Böylece başlamıştı Barla günleri. Sonra kendi evine taşınmıştı. Nurun ilk medresesi olma şerefini taşıyan mübarek haneye. İnsanlara sıkıca tembih edilmişti. Bu Kürt sürgüne sakın yaklaşmayın. Çok tehlikelidir. Yanına gidenleri, selam verenleri karakola götürmüşlerdi. İşkencelere maruz bırakılmışlar, falakaya yatırmışlardı. Fakat bu nurlu cazibeyi engelleyecek bir güç yoktu ellerinde. Barlanın civanmert ve misafirperver insanları, bu mazlum ve garip Zatı sevmişlerdi bir kere. Bu Nurlu İnsanı bağırlarına bastılar. Yasaklara, tehditlere aldırmadılar. Gönüllerini açtılar bu Kutlu Misafire. Muhacir Hafız Ahmed ile başlayan mübarek halkaya her geçen gün yenileri katılmaya başladı. Sıddık Süleyman, Şamlı Hafız Tevfik, Muallim Galip, Abdullah Çavuş, Şemi Çavuş, Mübarek Süleyman, Hafız Halid, Bekir Bey, Santral Sabri ve Hulusi Yahyagil, bu halkanın muhlis ve sıddık pervaneleri olmuşlardı. Barla Sıddıkları bu büyük iman hizmetinde müstesna bir mevki ve şeref kazandılar. Sonra diğerleri katıldı bu nurlu halkaya. Yüzlercesi, binlercesi
1927 yılının kış aylarında, bir iman ve irfan meşalesi yakıldı Barlada. Karanlığı seven ve aydınlıktan korkan yarasa tabiatlılar, Onun yakacağı ilim ve iman nurunu başından itibaren söndürmek istediler. Onu Barlaya sürmekle yalnızlığa ve karanlığa mahkûm edeceklerini sandılar. Bütün hesaplarını maddi ve beşeri ölçülere göre yapanlar, büyük bir hayal kırıklığı yaşadılar.
Bu halkalar her gün daha da büyümeye ve genişlemeye başladı. Kuş uçmaz kervan geçmez bir beldede başlayan bu iman ve irfan hareketi, dalga dalga Anadolunun her tarafına yayıldı. Kök saldı, serpildi, büyüdü. Nurdan korkan yarasa tabiatlı, zulmet aşığı bahtsızlar daha bir telaşlandılar. Mahkemelere sevk ettiler, hapishanelere gönderdiler. Her hapishane, her sürgün diyarı, bu iman meşalesini daha da bir büyüttü, yükseltti. Nur Mekteb-i İrfanının her yerde müdavimleri çoğalmaya başladı. Eskişehir, Kastamonu, Denizli, Emirdağ, Afyon derken, bu nurun akisleri tüm dünyayı aydınlatmaya başladı. Gönülleri tutuşturan iman meşalesini söndürmek artık kimsenin haddi değildi.
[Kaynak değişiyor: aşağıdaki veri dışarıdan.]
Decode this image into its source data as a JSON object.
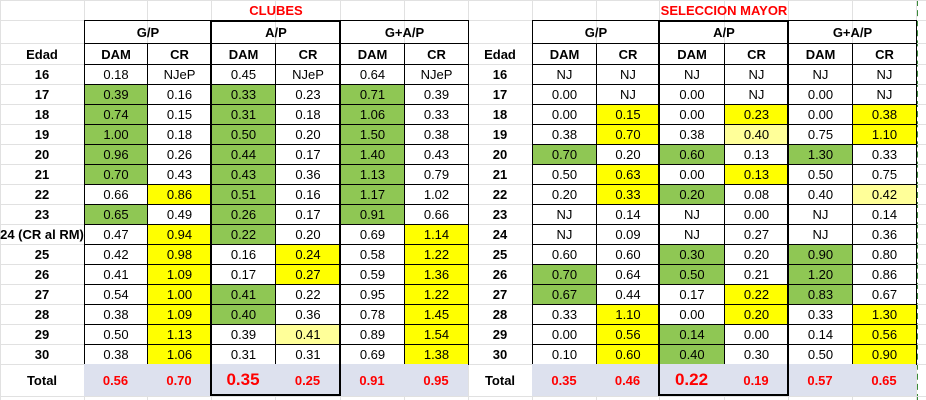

Risale-i Nurun açtığı yolda, ülke bir baştan bir başa ilim ve irfan mektebine döndü. Çekilen bunca çileye, yaşanılan bunca acıya ve meşakkate değmişti doğrusu. Milyonlarca insan bu cazibeye kapılmış, bu nurun sevdalısı olmuştu. Nur Mekteb-i İrfanının seçilmiş muhlis ve sıdıkları. Büyük Mürşidin, vefatının 49. yıldönümünde hep beraber, dünyanın her köşesinde bir büyük ve cihanşümul aydınlanmaya hizmet etmek için ihlâsla çalışmaya devam ediyorlar.